The following are a series of conversions between real numbers and their floating point storage. On a separate sheet of paper and hand written, show your work and the answer for each following problem.

Example of a conversion

Part 1 - Decimal to float conversion. Convert the following to a binary storage. Use the IEEE 754 floating point ordering (sign, biased exponent, mantissa).

The number of bits for exponent and significand are provided. Show your work.

  1. Convert integer portion to binary.
  2. Convert decimal portion to binary. Remember you only need n+1 significant bits. If the integer portion generates a 5 bit value and the significand is 10 bits of storage, the decimal math should be carried out to 6 digits.
  3. Convert to scientific notation 1.xxxxxxx X 2^y
    Remember to carry calculations at least 1 digit past the size of the significand and then truncate rather than round. We are truncating because the software used to check answers truncates.
  4. Calculate bias offset based on size of exponent.
    Bias offset = 2^(number of bits -1) - 1
  5. Add the exponent from step c to bias offset and convert to binary. Remember that all 0's and all 1's are reserved flags
  6. Assemble parts of number. Give in both binary and hexadecimal.

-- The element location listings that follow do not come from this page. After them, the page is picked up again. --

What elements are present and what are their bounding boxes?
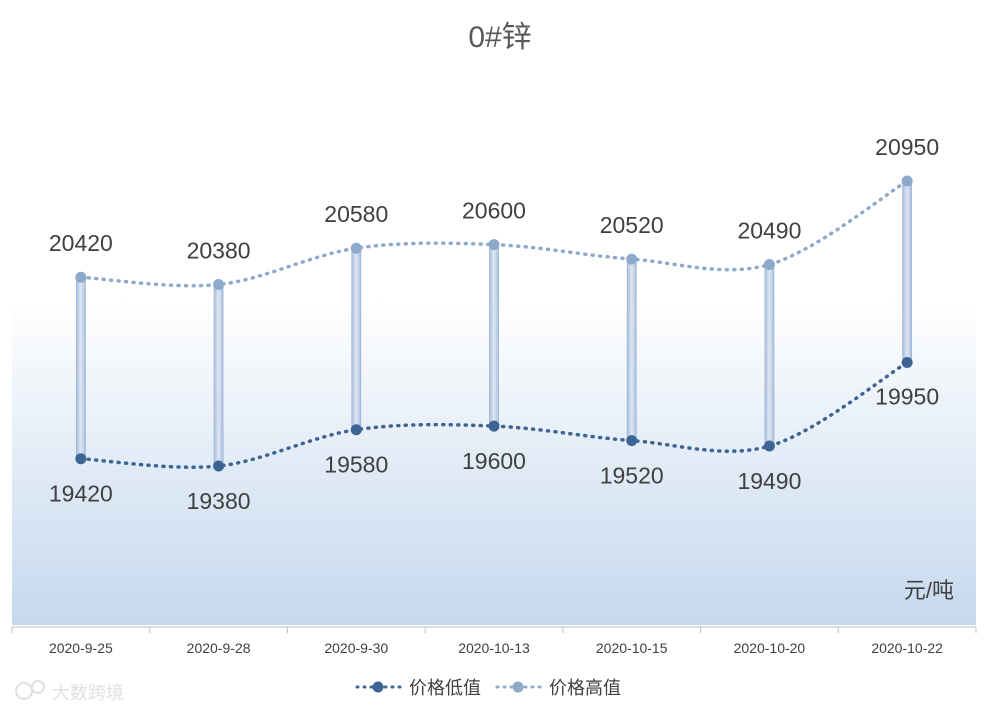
data-point-low bbox=[626, 435, 638, 447]
legend-item-low: 价格低值 bbox=[355, 678, 481, 698]
data-label-low: 19520 bbox=[600, 463, 664, 489]
data-label-low: 19490 bbox=[737, 468, 801, 494]
x-axis-ticks: 2020-9-25 2020-9-28 2020-9-30 2020-10-13 202… bbox=[11, 627, 977, 656]
chart-title: 0#锌 bbox=[468, 21, 531, 54]
data-label-low: 19950 bbox=[875, 384, 939, 410]
data-point-high bbox=[75, 271, 87, 283]
data-label-low: 19380 bbox=[187, 488, 251, 514]
high-low-bar bbox=[626, 258, 637, 441]
watermark-logo-icon-2 bbox=[31, 680, 45, 694]
x-tick-label: 2020-9-28 bbox=[187, 640, 251, 656]
high-low-bar bbox=[213, 284, 224, 467]
watermark-logo-icon bbox=[15, 682, 33, 700]
data-point-low bbox=[763, 440, 775, 452]
data-point-high bbox=[901, 175, 913, 187]
data-label-low: 19420 bbox=[49, 481, 113, 507]
high-low-bar bbox=[489, 244, 499, 427]
watermark: 大数跨境 bbox=[15, 680, 124, 703]
legend-item-high: 价格高值 bbox=[495, 678, 621, 698]
data-label-high: 20420 bbox=[49, 230, 113, 256]
x-tick-label: 2020-10-22 bbox=[871, 640, 943, 656]
high-low-bar bbox=[902, 180, 913, 363]
data-label-high: 20950 bbox=[875, 134, 939, 160]
data-point-low bbox=[350, 424, 362, 436]
data-point-high bbox=[763, 259, 775, 271]
data-label-high: 20600 bbox=[462, 198, 526, 224]
legend-marker-high bbox=[512, 681, 524, 693]
legend: 价格低值 价格高值 bbox=[355, 678, 621, 698]
unit-label: 元/吨 bbox=[904, 578, 954, 603]
data-point-low bbox=[488, 420, 500, 432]
legend-label-high: 价格高值 bbox=[549, 678, 621, 698]
legend-label-low: 价格低值 bbox=[409, 678, 481, 698]
data-point-high bbox=[350, 242, 362, 254]
legend-marker-low bbox=[372, 681, 384, 693]
x-tick-label: 2020-10-15 bbox=[596, 640, 668, 656]
data-label-high: 20490 bbox=[737, 218, 801, 244]
data-point-low bbox=[75, 453, 87, 465]
data-point-low bbox=[901, 357, 913, 369]
data-point-low bbox=[213, 460, 225, 472]
x-tick-label: 2020-10-13 bbox=[458, 640, 530, 656]
data-labels: 20420 19420 20380 19380 20580 19580 20600 19600… bbox=[49, 134, 939, 514]
data-label-low: 19600 bbox=[462, 448, 526, 474]
high-low-bar bbox=[75, 276, 86, 460]
x-tick-label: 2020-9-25 bbox=[49, 640, 113, 656]
data-label-high: 20580 bbox=[324, 201, 388, 227]
series-layer bbox=[75, 175, 913, 472]
data-label-high: 20380 bbox=[187, 238, 251, 264]
data-point-high bbox=[488, 239, 500, 251]
data-label-high: 20520 bbox=[600, 212, 664, 238]
high-low-bar bbox=[764, 264, 775, 447]
x-tick-label: 2020-10-20 bbox=[734, 640, 806, 656]
data-point-high bbox=[213, 279, 225, 290]
watermark-text: 大数跨境 bbox=[52, 683, 124, 703]
data-point-high bbox=[626, 253, 638, 265]
x-tick-label: 2020-9-30 bbox=[324, 640, 388, 656]
high-low-bar bbox=[351, 247, 362, 431]
data-label-low: 19580 bbox=[324, 452, 388, 478]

  7. Convert the number back from its binary IEEE style format. Show work.

Each column in the following table states a value to convert to floating point representation and the particular size of the various parts of that floating point number.

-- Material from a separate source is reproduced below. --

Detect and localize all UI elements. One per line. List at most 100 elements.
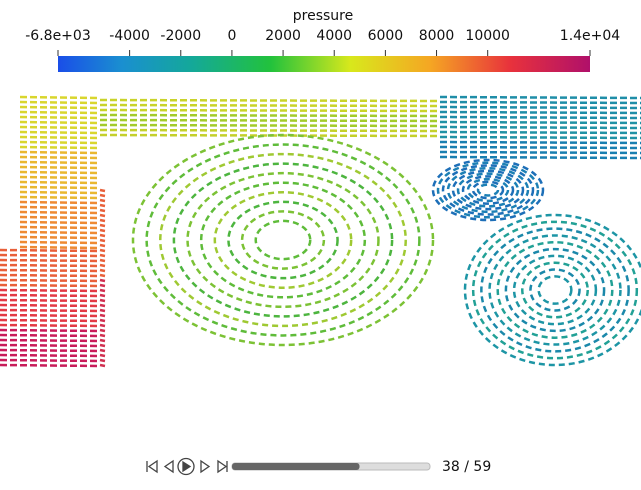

Row 1 of the table below contains the size of the sign flag field.
Row 2 of the table below contains the size of the exponent.
Row 3 contains the size of the significand.
Row 4 contains the number being converted to floating point representation.

Sign 1 1 1 1 1
Exponent 5 9 3 10 11
Significand 10 4 6 12 10
Number -4095 0.775625 1/3 (.333...) -299.87 Your Z-Id with decimal between
the 3rd and 4th digits most
significant digits. ###.####

Part 2 - Minimum/Maximum Floating Representation. These may be expressed as powers of 2, e.g., 2^23 - 2^17

Converion examples

Given a floating point number representation with a 6 bit exponent and a 7 bit significand :

a. Give the maximum positive value that can be stored. Show binary representation of the float and all work converting back to a real value.

b. Give the minimum positive normalized value that can be stored. Show binary representation of the float and all work converting back to a real value.

c. Give the minimum positive denormalized value that can be stored. Show binary representation of the float and all work converting back to a real value.

Given a floating point number representation with an 8 bit exponent and a 9 bit significand :

a. Give the maximum positive value that can be stored. Show binary representation of the float and all work converting back to a real value.

b. Give the minimum positive normalized value that can be stored. Show binary representation of the float and all work converting back to a real value.

c. Give the minimum positive denormalized value that can be stored. Show binary representation of the float and all work converting back to a real value.